In a personal message to me, he described that scene further:
“Getting into the apartment, though... yes, extremely stressful. My phone didn't work at all so there was literally nothing I could do. I had no one’s number, didn't know where anything was, etc. I stood on the street for a good fifteen minutes, close to breaking down but eventually argued myself into growing some balls and just sitting in this old post-Soviet apartment building for an hour until SOMETHING happened. Which it did. Thank god. I had never felt more unable or weak in my life.”
To which I answered:
“See, that's the thing about travel! In those 15 minutes that you stood on the street feeling vulnerable and scared and weak, you were actually maturing and getting strong at what was probably the most accelerated rate of your entire lifetime so far -- and from now on every time you feel unsure about something you will (consciously or subconsciously) remind yourself that if you could stand so alone on a street in a Prague, you can certainly do THIS... whatever “THIS” is.

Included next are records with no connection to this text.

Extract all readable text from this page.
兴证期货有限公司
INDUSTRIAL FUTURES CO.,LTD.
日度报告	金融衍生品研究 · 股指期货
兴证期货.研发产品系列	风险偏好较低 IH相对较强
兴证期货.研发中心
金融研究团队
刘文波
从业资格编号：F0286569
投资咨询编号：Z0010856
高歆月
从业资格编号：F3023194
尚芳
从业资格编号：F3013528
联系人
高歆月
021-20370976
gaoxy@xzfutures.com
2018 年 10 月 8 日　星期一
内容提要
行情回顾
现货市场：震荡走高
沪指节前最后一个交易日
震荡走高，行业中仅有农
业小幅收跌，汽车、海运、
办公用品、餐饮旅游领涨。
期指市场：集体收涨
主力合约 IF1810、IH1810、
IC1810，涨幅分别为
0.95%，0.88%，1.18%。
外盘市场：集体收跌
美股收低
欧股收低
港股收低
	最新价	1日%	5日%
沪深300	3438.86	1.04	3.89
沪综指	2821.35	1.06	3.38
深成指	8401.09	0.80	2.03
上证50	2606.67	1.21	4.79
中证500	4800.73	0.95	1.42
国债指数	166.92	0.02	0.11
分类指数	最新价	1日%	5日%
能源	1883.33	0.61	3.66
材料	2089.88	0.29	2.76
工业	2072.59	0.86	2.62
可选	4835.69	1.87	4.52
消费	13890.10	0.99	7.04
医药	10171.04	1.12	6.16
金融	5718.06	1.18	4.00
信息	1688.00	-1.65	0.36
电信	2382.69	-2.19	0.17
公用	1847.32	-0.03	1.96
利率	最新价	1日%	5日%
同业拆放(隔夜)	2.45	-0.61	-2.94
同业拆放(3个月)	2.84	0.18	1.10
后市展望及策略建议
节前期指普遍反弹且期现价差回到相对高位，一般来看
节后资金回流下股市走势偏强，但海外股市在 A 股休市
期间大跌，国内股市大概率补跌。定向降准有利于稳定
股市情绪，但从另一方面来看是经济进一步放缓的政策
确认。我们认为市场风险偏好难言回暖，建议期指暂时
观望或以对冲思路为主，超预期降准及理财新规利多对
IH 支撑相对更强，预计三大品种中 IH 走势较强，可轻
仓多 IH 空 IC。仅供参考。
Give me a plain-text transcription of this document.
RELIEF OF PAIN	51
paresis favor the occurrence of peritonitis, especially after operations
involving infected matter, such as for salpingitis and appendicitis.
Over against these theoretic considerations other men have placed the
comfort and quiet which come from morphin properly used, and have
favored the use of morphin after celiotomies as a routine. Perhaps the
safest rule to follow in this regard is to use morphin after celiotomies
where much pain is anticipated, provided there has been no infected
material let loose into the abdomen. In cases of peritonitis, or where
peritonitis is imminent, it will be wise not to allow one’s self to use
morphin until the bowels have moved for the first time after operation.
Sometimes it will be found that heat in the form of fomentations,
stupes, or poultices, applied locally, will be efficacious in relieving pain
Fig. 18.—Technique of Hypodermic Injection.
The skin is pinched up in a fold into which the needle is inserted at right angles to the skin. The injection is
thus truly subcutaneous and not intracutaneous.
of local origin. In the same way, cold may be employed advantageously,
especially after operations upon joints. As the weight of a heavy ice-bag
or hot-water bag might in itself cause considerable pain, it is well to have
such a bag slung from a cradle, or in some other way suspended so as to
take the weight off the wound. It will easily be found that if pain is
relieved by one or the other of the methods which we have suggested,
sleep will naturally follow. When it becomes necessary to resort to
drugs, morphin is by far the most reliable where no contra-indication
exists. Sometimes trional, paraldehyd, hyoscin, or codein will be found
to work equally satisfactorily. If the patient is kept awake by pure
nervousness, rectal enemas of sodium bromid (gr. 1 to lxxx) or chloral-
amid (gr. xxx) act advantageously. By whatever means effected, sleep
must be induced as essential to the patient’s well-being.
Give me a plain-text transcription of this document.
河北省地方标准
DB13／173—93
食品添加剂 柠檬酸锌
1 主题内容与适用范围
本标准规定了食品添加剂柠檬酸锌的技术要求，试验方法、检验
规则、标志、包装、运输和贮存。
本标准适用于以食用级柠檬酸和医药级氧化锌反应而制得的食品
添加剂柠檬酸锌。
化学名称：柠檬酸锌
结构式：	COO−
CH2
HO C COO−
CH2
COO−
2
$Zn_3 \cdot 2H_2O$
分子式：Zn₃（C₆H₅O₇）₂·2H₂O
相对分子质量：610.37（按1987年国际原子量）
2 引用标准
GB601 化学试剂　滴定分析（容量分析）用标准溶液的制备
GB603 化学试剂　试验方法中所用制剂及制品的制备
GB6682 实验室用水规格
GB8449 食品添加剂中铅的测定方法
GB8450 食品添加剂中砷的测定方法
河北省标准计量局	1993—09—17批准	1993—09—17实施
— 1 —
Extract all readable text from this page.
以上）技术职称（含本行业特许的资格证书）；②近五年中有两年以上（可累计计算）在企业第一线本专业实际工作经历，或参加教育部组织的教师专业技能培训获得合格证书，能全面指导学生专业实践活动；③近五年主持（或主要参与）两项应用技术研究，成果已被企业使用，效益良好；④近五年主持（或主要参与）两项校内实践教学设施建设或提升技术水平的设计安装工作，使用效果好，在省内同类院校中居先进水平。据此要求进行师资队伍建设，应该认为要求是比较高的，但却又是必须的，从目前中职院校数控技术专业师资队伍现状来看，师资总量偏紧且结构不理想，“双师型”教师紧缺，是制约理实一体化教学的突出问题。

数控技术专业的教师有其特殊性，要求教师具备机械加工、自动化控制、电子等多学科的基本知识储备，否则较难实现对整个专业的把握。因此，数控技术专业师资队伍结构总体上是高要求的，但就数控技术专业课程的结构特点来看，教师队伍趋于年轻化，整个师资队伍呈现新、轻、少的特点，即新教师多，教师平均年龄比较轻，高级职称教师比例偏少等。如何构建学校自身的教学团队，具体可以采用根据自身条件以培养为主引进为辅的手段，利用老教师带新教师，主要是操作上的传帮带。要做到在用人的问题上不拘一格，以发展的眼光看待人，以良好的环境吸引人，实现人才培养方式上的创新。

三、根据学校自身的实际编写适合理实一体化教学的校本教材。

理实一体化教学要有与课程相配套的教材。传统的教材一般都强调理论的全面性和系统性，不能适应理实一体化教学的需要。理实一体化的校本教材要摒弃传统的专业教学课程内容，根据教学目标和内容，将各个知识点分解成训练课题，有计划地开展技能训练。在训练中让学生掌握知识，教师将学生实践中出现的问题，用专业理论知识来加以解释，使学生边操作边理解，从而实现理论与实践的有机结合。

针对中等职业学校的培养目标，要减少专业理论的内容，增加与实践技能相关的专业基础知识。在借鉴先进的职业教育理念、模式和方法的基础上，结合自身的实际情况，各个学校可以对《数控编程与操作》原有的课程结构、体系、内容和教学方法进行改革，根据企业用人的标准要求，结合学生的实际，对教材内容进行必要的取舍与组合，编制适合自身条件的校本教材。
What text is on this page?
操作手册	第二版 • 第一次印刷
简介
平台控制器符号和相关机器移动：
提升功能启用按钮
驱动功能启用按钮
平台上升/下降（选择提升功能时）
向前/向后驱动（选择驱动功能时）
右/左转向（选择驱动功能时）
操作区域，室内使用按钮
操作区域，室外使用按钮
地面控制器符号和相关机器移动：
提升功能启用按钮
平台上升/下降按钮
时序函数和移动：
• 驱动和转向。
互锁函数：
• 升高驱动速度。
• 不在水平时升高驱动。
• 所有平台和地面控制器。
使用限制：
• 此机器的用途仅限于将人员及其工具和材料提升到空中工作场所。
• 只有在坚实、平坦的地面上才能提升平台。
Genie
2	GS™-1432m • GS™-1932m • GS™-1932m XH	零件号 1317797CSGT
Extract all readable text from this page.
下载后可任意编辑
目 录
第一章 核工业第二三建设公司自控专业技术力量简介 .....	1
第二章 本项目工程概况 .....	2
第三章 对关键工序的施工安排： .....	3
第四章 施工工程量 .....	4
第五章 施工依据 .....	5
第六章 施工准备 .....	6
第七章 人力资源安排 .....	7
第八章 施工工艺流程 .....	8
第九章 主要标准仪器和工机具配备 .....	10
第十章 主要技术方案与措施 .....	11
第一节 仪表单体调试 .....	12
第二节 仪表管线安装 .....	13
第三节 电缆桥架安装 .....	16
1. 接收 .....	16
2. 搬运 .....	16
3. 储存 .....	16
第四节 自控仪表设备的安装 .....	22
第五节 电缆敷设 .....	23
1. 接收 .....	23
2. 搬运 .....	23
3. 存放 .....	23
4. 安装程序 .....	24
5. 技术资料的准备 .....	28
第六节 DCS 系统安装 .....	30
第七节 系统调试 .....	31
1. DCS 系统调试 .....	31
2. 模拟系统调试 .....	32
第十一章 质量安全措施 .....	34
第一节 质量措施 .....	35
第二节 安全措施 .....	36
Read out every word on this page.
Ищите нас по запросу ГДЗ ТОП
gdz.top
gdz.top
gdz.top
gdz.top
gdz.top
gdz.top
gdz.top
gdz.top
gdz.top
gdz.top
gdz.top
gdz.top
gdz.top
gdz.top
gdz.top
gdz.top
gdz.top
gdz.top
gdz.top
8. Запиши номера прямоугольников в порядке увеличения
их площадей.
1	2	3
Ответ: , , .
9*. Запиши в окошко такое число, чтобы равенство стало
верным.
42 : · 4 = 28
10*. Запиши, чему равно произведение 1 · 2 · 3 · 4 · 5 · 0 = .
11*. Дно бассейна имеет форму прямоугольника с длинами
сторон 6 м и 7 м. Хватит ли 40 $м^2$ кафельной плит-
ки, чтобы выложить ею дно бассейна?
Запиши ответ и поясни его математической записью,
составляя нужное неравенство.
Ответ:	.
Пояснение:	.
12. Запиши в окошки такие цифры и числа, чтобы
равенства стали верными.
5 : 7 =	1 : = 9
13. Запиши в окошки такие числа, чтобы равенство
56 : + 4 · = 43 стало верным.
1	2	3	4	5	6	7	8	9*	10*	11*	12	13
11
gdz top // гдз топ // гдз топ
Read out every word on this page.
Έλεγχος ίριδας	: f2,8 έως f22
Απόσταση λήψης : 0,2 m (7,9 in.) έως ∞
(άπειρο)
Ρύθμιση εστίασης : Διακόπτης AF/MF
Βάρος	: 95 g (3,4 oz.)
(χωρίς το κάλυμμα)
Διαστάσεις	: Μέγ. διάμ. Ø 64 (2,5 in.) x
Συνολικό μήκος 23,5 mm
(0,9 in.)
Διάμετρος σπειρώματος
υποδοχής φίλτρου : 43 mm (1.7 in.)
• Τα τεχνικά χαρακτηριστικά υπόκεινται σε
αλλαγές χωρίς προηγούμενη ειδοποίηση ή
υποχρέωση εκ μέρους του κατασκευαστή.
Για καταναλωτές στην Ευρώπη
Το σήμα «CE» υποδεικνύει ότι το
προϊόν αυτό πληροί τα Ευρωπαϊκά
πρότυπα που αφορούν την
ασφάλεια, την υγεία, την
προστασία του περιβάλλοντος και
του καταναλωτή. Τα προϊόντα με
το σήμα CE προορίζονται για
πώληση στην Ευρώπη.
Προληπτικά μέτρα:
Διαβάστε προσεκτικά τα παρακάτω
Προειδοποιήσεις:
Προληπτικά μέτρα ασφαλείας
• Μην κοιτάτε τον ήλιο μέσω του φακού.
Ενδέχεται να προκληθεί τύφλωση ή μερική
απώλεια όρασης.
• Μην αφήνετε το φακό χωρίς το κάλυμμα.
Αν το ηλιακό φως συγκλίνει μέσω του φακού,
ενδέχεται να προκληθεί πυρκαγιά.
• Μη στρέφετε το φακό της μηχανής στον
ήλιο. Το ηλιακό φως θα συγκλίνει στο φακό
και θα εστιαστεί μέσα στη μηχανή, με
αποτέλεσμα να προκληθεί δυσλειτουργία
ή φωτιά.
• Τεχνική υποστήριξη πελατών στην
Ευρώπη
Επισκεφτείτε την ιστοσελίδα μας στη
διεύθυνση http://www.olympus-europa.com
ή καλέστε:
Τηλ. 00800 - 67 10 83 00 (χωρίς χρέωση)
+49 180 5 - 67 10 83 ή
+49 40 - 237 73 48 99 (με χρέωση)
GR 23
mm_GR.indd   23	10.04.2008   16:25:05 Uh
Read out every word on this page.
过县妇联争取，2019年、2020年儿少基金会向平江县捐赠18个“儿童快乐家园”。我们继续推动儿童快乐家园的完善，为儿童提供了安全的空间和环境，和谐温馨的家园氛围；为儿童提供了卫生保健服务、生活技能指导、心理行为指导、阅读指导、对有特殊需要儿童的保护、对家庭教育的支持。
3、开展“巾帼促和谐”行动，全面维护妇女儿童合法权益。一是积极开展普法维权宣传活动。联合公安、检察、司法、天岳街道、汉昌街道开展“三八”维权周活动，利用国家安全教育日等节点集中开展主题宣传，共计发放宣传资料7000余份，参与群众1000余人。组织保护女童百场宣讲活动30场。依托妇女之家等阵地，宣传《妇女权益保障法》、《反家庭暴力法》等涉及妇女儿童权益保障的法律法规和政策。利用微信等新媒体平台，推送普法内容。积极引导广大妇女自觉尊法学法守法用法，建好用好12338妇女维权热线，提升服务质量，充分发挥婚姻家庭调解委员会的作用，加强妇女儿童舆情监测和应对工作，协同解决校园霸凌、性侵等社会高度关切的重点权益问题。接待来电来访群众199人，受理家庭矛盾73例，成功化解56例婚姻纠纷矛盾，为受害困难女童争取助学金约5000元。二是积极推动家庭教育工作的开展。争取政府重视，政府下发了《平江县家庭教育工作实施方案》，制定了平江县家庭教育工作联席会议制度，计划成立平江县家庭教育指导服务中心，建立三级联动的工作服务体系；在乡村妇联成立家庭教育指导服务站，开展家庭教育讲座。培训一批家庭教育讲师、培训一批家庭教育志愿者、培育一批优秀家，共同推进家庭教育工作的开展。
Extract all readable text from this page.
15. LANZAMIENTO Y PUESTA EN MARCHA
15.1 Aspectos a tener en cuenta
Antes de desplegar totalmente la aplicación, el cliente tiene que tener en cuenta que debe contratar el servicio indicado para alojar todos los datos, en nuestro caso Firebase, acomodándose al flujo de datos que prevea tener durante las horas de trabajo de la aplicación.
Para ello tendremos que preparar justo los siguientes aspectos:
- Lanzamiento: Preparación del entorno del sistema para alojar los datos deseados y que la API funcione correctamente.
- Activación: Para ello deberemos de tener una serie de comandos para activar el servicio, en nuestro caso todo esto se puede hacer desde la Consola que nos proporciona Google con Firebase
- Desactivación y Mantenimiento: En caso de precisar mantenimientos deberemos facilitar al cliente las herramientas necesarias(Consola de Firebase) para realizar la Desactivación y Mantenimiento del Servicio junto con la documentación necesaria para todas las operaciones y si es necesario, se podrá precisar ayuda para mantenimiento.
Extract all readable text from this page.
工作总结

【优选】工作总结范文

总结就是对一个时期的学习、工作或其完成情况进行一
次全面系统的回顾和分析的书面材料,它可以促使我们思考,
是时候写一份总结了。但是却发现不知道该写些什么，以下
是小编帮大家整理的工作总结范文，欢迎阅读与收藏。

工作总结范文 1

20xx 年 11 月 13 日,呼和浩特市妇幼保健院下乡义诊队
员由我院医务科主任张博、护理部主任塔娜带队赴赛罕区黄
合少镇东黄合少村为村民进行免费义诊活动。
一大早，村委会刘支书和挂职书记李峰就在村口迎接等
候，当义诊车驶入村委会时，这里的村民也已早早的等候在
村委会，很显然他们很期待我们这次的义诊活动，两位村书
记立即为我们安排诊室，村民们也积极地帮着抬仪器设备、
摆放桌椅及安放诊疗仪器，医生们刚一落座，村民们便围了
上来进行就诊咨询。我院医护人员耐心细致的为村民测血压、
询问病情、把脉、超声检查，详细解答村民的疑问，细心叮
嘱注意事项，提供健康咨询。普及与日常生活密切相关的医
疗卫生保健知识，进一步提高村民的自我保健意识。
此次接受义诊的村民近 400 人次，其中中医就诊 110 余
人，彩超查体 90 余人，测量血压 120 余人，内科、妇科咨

It's maturity invading you and you are forever changed now because of those 15 minutes!
And in some small way they changed me too, because the thought of you alone in a foreign country in exactly that scenario has terrified me as a mother, too, and reading those words actually gave me a sick pit in my stomach that I'm sure is very primaly maternal... but I came out on the other end too, realizing that you made exactly the right decision and did exactly the right thing. “
I think feeling momentarily totally helpless in a foreign country is a right of passage of sorts.
I remember traveling alone in Germany when I was about Aleks’ age, long before cell phones and e-mail and Skype and Facebook, knowing that it was up to me to buy the right ticket, to board the right train, and to then find the right subway train to get to my destination. I remember the same pit in my stomach and the feeling of being completely alone and vulnerable in a foreign country. (And at least I spoke the language; Aleks doesn’t speak Czech -- yet!) Coming out successful on the other end almost had a euphoria to it because I had seen a new side of myself and I knew for the first time beyond a doubt that I could be completely independent.
In the days since he arrived in Prague, Aleks has settled into the apartment he shares with seven other UW students, he’s attended his first day of classes, and has enjoyed his first evening visiting the local pubs (the drinking age in Prague is, like, 16). He’s fully “wired” now, with Skype and Facebook up and running and a the purchase of a cell phone on today’s to-do list, so he’s fully emerged from behind the moon!
I’ve begged him to take pictures and to blog, but alas, we can only hope.